Quand tout ce monde fut réuni dans la maison, on ferma, avec le plus grand soin, les portes et les fenêtres ; on alla même barricader la lucarne du grenier ; on mit des planches, des tréteaux, des souches et des tables en travers de toutes les issues, comme si on se préparait à soutenir un siège ; et il se fit dans cet intérieur fortifié un silence d’attente assez solennel, jusqu’à ce qu’on entendît au loin des chants, des rires, et le son des instruments rustiques. C’était la bande de l’épouseur, Germain en tête, accompagné de ses plus hardis compagnons, du fossoyeur, des parents, amis et serviteurs, qui formaient un joyeux et solide cortège.

Cependant, à mesure qu’ils approchèrent de la maison, ils se ralentirent, se concertèrent, et firent silence. Les jeunes filles, enfermées dans le logis, s’étaient ménagé aux fenêtres de petites fentes, par lesquelles elles les virent arriver et se développer en ordre de bataille. Il tombait une pluie fine et froide, qui ajoutait au piquant de la situation, tandis qu’un grand feu pétillait dans l’âtre de la maison. Marie eût voulu abréger les lenteurs inévitables de ce siège en règle : elle n’aimait pas à voir ainsi se morfondre son fiancé, mais elle n’avait pas voix au chapitre dans la circonstance, et même elle devait partager ostensiblement la mutine cruauté de ses compagnes.

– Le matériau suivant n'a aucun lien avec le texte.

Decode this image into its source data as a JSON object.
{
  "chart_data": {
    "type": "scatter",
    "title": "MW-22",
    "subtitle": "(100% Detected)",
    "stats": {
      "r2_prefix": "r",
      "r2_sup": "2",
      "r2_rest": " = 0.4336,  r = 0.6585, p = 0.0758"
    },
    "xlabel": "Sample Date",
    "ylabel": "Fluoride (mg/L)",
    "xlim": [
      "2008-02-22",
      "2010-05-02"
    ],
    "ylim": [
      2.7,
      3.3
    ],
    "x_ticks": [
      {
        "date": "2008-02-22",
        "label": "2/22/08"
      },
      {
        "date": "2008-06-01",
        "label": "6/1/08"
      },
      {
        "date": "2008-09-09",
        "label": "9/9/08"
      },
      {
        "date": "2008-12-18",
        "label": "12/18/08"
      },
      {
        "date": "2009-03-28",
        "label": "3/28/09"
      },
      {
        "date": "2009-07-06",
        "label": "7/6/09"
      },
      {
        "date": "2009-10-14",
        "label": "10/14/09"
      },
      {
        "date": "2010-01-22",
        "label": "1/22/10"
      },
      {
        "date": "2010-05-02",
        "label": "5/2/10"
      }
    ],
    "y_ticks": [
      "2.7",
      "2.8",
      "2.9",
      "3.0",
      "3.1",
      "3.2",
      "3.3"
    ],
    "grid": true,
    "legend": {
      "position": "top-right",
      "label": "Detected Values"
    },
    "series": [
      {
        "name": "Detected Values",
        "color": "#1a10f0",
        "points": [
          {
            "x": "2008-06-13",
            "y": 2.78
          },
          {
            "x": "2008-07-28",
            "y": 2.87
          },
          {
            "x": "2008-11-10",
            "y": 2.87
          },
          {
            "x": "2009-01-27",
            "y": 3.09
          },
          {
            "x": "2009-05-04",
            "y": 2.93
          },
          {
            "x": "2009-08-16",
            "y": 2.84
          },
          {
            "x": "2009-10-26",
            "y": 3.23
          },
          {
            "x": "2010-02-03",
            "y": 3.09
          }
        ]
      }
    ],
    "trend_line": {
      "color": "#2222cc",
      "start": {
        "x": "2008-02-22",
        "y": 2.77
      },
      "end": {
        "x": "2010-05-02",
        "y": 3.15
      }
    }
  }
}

Quand les deux camps fureut ainsi en présence, une décharge d’armes à feu, partie du dehors, mit en grande rumeur tous les chiens des environs. Ceux de la maison se précipitèrent vers la porte en aboyant, croyant qu’il s’agissait d’une attaque réelle, et les petits enfants, que leurs mères s’efforçaient en vain de rassurer, se mirent à pleurer et à trembler. Toute cette scène fut si bien jouée qu’un étranger y eût été pris, et eût songé peut-être à se mettre en état de défense contre une bande de chauffeurs.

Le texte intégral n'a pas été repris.